Developing a Love for Family History

Family History Work

Three generations of family history buffs started with a father’s love for history. 

“Once you get started you can't stop. You just keep going and going!” are the words Memory Smith used to describe her efforts of contributing more than 15,000 of her ancestors' names to FamilySearch.

78-year-old Memory Smith grew up in Pretoria, northeast of Johannesburg, South Africa, where, during her childhood, she saw her father collecting his ancestors’ information, and ‘Afrikana’ antiques.

Memory’s father was approached by the Town Council of Potgietersrus to exhibit his cultural artefacts from the Voortrekker and Basotho people, at an old school building that had been turned into a museum. The Arend Dieperink Museum, which was named after Memory’s father, also housed a compilation of his photographs and ancestry.

Unbeknown to Memory’s father, he had teased his daughter into a significant and lifelong interest in compiling a family history.

Almost 16,000 ancestors’ names later, the mother of three, grandmother of  six, and great-grandmother of two is still as excited as can be about doing more family history work.

Bearing her witness to the truthfulness of Family History, Smith spoke candidly about some of her personal experiences and family stories.

“I have had several sacred experiences, the most significant being how common the date 17 February was. It was on 17 February that my father was baptized in 1932, that my son was born in 1963, and that my father passed away in 1986,”

Memory started her research in 1985, when notebooks, pages of pedigree charts, and group records were the conventional record-keeping method.

While patience is one of the keys to success, Memory attests patience is one of the keys to success in all avenues of life, and most especially in Family History.

“I had been struggling to get my maternal grandfather’s records for years. And it was only after 10 years of thorough research and hard work that I could add his records to FamilySearch,” she revealed.

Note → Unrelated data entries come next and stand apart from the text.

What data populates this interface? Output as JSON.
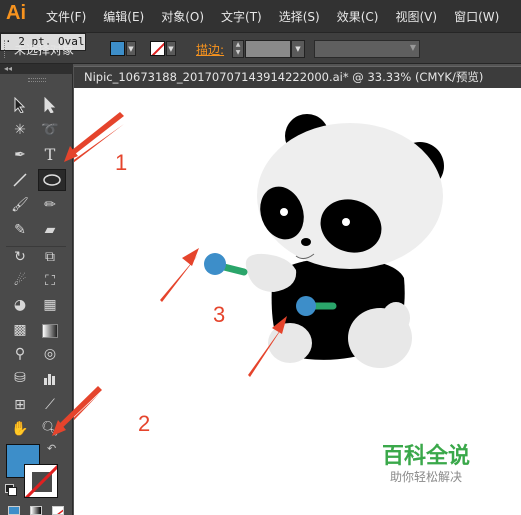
{
  "app": {
    "logo": "Ai"
  },
  "menu": [
    "文件(F)",
    "编辑(E)",
    "对象(O)",
    "文字(T)",
    "选择(S)",
    "效果(C)",
    "视图(V)",
    "窗口(W)"
  ],
  "control_bar": {
    "selection_status": "未选择对象",
    "stroke_label": "描边:",
    "stroke_profile": "· 2 pt. Oval",
    "fill_color": "#3d8ec9"
  },
  "tools_panel": {
    "collapse": "◂◂",
    "tools": [
      "selection-tool",
      "direct-selection-tool",
      "magic-wand-tool",
      "lasso-tool",
      "pen-tool",
      "type-tool",
      "line-segment-tool",
      "ellipse-tool",
      "paintbrush-tool",
      "pencil-tool",
      "blob-brush-tool",
      "eraser-tool",
      "rotate-tool",
      "scale-tool",
      "warp-tool",
      "free-transform-tool",
      "shape-builder-tool",
      "perspective-grid-tool",
      "mesh-tool",
      "gradient-tool",
      "eyedropper-tool",
      "blend-tool",
      "symbol-sprayer-tool",
      "column-graph-tool",
      "artboard-tool",
      "slice-tool",
      "hand-tool",
      "zoom-tool"
    ],
    "selected_tool": "ellipse-tool"
  },
  "document": {
    "tab_title": "Nipic_10673188_20170707143914222000.ai*  @  33.33%  (CMYK/预览)"
  },
  "annotations": {
    "n1": "1",
    "n2": "2",
    "n3": "3"
  },
  "watermark": {
    "title": "百科全说",
    "subtitle": "助你轻松解决"
  },
  "colors": {
    "accent_orange": "#f7931e",
    "annotation_red": "#e5442c",
    "panda_blue": "#3d8ec9",
    "panda_green": "#2aa56a"
  }
}
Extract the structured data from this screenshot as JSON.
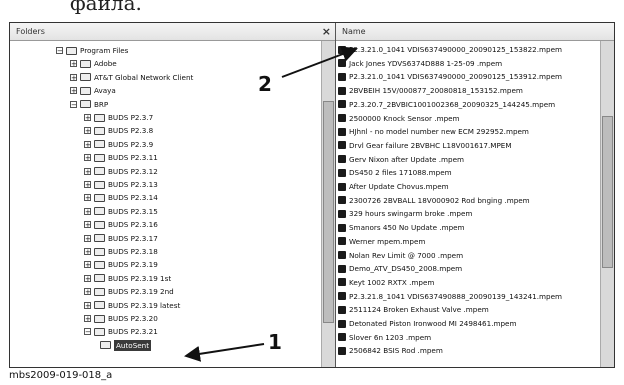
{
  "top_text": "файла.",
  "left_pane": {
    "header": "Folders",
    "close_glyph": "×",
    "tree": [
      {
        "label": "Program Files",
        "indent": 0,
        "exp": "−"
      },
      {
        "label": "Adobe",
        "indent": 1,
        "exp": "+"
      },
      {
        "label": "AT&T Global Network Client",
        "indent": 1,
        "exp": "+"
      },
      {
        "label": "Avaya",
        "indent": 1,
        "exp": "+"
      },
      {
        "label": "BRP",
        "indent": 1,
        "exp": "−"
      },
      {
        "label": "BUDS P2.3.7",
        "indent": 2,
        "exp": "+"
      },
      {
        "label": "BUDS P2.3.8",
        "indent": 2,
        "exp": "+"
      },
      {
        "label": "BUDS P2.3.9",
        "indent": 2,
        "exp": "+"
      },
      {
        "label": "BUDS P2.3.11",
        "indent": 2,
        "exp": "+"
      },
      {
        "label": "BUDS P2.3.12",
        "indent": 2,
        "exp": "+"
      },
      {
        "label": "BUDS P2.3.13",
        "indent": 2,
        "exp": "+"
      },
      {
        "label": "BUDS P2.3.14",
        "indent": 2,
        "exp": "+"
      },
      {
        "label": "BUDS P2.3.15",
        "indent": 2,
        "exp": "+"
      },
      {
        "label": "BUDS P2.3.16",
        "indent": 2,
        "exp": "+"
      },
      {
        "label": "BUDS P2.3.17",
        "indent": 2,
        "exp": "+"
      },
      {
        "label": "BUDS P2.3.18",
        "indent": 2,
        "exp": "+"
      },
      {
        "label": "BUDS P2.3.19",
        "indent": 2,
        "exp": "+"
      },
      {
        "label": "BUDS P2.3.19 1st",
        "indent": 2,
        "exp": "+"
      },
      {
        "label": "BUDS P2.3.19 2nd",
        "indent": 2,
        "exp": "+"
      },
      {
        "label": "BUDS P2.3.19 latest",
        "indent": 2,
        "exp": "+"
      },
      {
        "label": "BUDS P2.3.20",
        "indent": 2,
        "exp": "+"
      },
      {
        "label": "BUDS P2.3.21",
        "indent": 2,
        "exp": "−"
      },
      {
        "label": "AutoSent",
        "indent": 3,
        "exp": "",
        "selected": true
      }
    ]
  },
  "right_pane": {
    "header": "Name",
    "files": [
      "P2.3.21.0_1041 VDIS637490000_20090125_153822.mpem",
      "Jack Jones YDVS6374D888 1-25-09 .mpem",
      "P2.3.21.0_1041 VDIS637490000_20090125_153912.mpem",
      "2BVBEIH 15V/000877_20080818_153152.mpem",
      "P2.3.20.7_2BVBIC1001002368_20090325_144245.mpem",
      "2500000 Knock Sensor .mpem",
      "HJhnl - no model number new ECM 292952.mpem",
      "Drvl Gear failure 2BVBHC L18V001617.MPEM",
      "Gerv Nixon after Update .mpem",
      "DS450 2 files 171088.mpem",
      "After Update Chovus.mpem",
      "2300726 2BVBALL 18V000902 Rod bnging .mpem",
      "329 hours swingarm broke .mpem",
      "Smanors 450 No Update .mpem",
      "Werner mpem.mpem",
      "Nolan Rev Limit @ 7000 .mpem",
      "Demo_ATV_DS450_2008.mpem",
      "Keyt 1002 RXTX .mpem",
      "P2.3.21.8_1041 VDIS637490888_20090139_143241.mpem",
      "2511124 Broken Exhaust Valve .mpem",
      "Detonated Piston Ironwood MI 2498461.mpem",
      "Slover 6n 1203 .mpem",
      "2506842 BSIS Rod .mpem"
    ]
  },
  "callouts": {
    "one": "1",
    "two": "2"
  },
  "caption": "mbs2009-019-018_a"
}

Memory also said her love and knowledge of her ancestors deepened as she spent time researching them.

Despite having submitted over 15,000 of her ancestors' names, Memory still feels she has a long way to go and encourages those who haven’t started, to get going.

“Start by writing down information about your present family and work your way back to your grandparents and their children and then move on to your great grandparents and their children and so forth,” she said. “Ask family members for the names of those who have passed, where they lived, and their birth and death date.”

Memory currently spends hours adding information from notebooks, pages of pedigree charts, and group records onto FamilySearch.

Having laid a firm groundwork, her children Stephen James Smith, Louise Smith, and Lizanne Ellis, are keeping the family history ball rolling. Stephen is a Ward and Family History Leader in Cape Town, Louise is a Ward Historian in Centurion, Pretoria, and Lizanne Is a Ward Temple and Family History Consultant in Auckland, New Zealand.

Memory went on to articulate how accessible Family History has become.

“It’s now at the tip of our fingers. Whether on cell phones or computers, it’s an invaluable blessing from our Heavenly Father. The gathering is indeed in progress, as we have been encouraged more recently by President Russell M. Nelson,” she concluded.

Family history is discovering, gathering, and preserving information and stories about family members who passed on, as well as taking their names to the temple to perform saving ordinances.

FamilySearch is a free service available to everyone regardless of their tradition, culture, or religious affiliation. can be accessed on the website and mobile app.